Bruce JennerBruce Jenner first came to fame as an American decathlon champion, a gold medalist in the 1976 Montreal Summer Olympics. His victory coincided with the American bicentennial celebration, and Jenner became a national symbol and celebrity. Jenner used that celebrity to carve out a career as a media personality and to embark on various entrepreneurial projects. Jenner also became a regular in a reality series highlighting his step-daughters, Kim and Khloe Kardashian (“Keeping Up with the Kardashians”). Bruce is also one of the celebrities bringing attention to the challenges of living with Chronic Obstructive Pulmonary Disease (COPD), which affected Kris Jenner’s grandparents. He and celebrities including Danica Patrick, Jim Belushi, Patty Loveless and Michael Strahan recently completed a cross country drive to support DRIVE4COPD, a multi-year public health initiative to screen the millions of people who may be at risk for COPD, the nation's 4th leading cause of death.

Gary Barg, Editor-in-Chief, sat down to talk with Bruce as soon as he got home from the road trip.

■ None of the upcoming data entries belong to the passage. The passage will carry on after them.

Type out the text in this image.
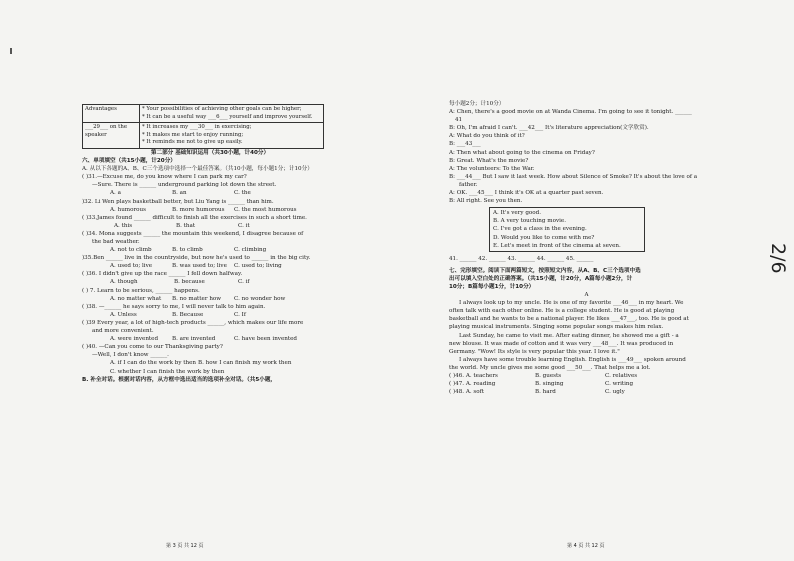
Advantages	* Your possibilities of achieving other goals can be higher;
* It can be a useful way ___6___ yourself and improve yourself.

___29___ on the speaker	* It increases my ___30___ in exercising;
* It makes me start to enjoy running;
* It reminds me not to give up easily.
第二部分 基础知识运用（共30小题，计40分）
六、单项填空（共15小题，计20分）
A. 从以下各题的A、B、C三个选项中选择一个最佳答案。（共10小题，每小题1分；计10分）
( )31.—Excuse me, do you know where I can park my car?
—Sure. There is ______ underground parking lot down the street.
A. a	B. an	C. the
)32. Li Wen plays basketball better, but Liu Yang is ______ than him.
A. humorous	B. more humorous C. the most humorous
( )33.James found ______ difficult to finish all the exercises in such a short time.
A. this	B. that	C. it
( )34. Mona suggests ______ the mountain this weekend, I disagree because of
the bad weather.
A. not to climb	B. to climb	C. climbing
)35.Ben ______ live in the countryside, but now he's used to ______ in the big city.
A. used to; live	B. was used to; live C. used to; living
( )36. I didn't give up the race ______ I fell down halfway.
A. though	B. because	C. if
( ) 7. Learn to be serious, ______ happens.
A. no matter what B. no matter how C. no wonder how
( )38. —______ he says sorry to me, I will never talk to him again.
A. Unless	B. Because	C. If
( )39 Every year, a lot of high-tech products ______, which makes our life more
and more convenient.
A. were invented B. are invented	C. have been invented
( )40. —Can you come to our Thanksgiving party?
—Well, I don't know ______.
A. if I can do the work by then B. how I can finish my work then
C. whether I can finish the work by then
B. 补全对话。根据对话内容，从方框中选出适当的选项补全对话。（共5小题，
第 3 页 共 12 页
每小题2分；计10分）
A: Chen, there's a good movie on at Wanda Cinema. I'm going to see it tonight. ______
41
B: Oh, I'm afraid I can't. ___42___ It's literature appreciation(文学欣赏).
A: What do you think of it?
B: ___43___
A: Then what about going to the cinema on Friday?
B: Great. What's the movie?
A: The volunteers: To the War.
B: ___44___ But I saw it last week. How about Silence of Smoke? It's about the love of a
father.
A: OK. ___45___ I think it's OK at a quarter past seven.
B: All right. See you then.
A. It's very good.
B. A very touching movie.
C. I've got a class in the evening.
D. Would you like to come with me?
E. Let's meet in front of the cinema at seven.
41. ______ 42. ______ 43. ______ 44. ______ 45. ______
七、完形填空。阅读下面两篇短文，按照短文内容，从A、B、C三个选项中选
出可以填入空白处的正确答案。（共15小题，计20分，A篇每小题2分，计
10分；B篇每小题1分，计10分）
A
I always look up to my uncle. He is one of my favorite ___46___ in my heart. We
often talk with each other online. He is a college student. He is good at playing
basketball and he wants to be a national player. He likes ___47___, too. He is good at
playing musical instruments. Singing some popular songs makes him relax.
Last Sunday, he came to visit me. After eating dinner, he showed me a gift - a
new blouse. It was made of cotton and it was very ___48___. It was produced in
Germany. "Wow! Its style is very popular this year. I love it."
I always have some trouble learning English. English is ___49___ spoken around
the world. My uncle gives me some good ___50___. That helps me a lot.
( )46. A. teachers	B. guests	C. relatives
( )47. A. reading	B. singing	C. writing
( )48. A. soft	B. hard	C. ugly
第 4 页 共 12 页
2/6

Gary Barg: Can you tell me about the DRIVE4COPD program and how your trip went?
 
Bruce Jenner: First of all, why did I do it?  The reason I did it is because both my wife’s grandparents died of emphysema.  When you talk about caregiving, the rest of the family becomes the caregiver to people who are afflicted by this and it is just such a strain on everybody; not just the patient, but also the caregiver. COPD is the fourth leading killer in the United States.  So that is the reason we did it; to build awareness of what COPD is.  Why do we want them to be aware?  Because there are a lot of things you can do to help manage this disease along the way, to make the quality of life better.  Now they say there are approximately 24 million people affected by COPD.  Half of them don’t know they even have the problem. 

As we went across the United States, it was kind of the race for the missing millions, those 12 million people who are affected by this who do not know they even have the disease.  They just think, “I am getting a little old, a little winded or I got this little cough.”  Early detection is extremely important.  We are trying to make people aware and drive them to the Website, which is DRIVE4COPD.com, and also take the screener to see if you are at risk.  It has been very successful. 

GB: What should I be looking for to be worried about myself or a loved one having COPD?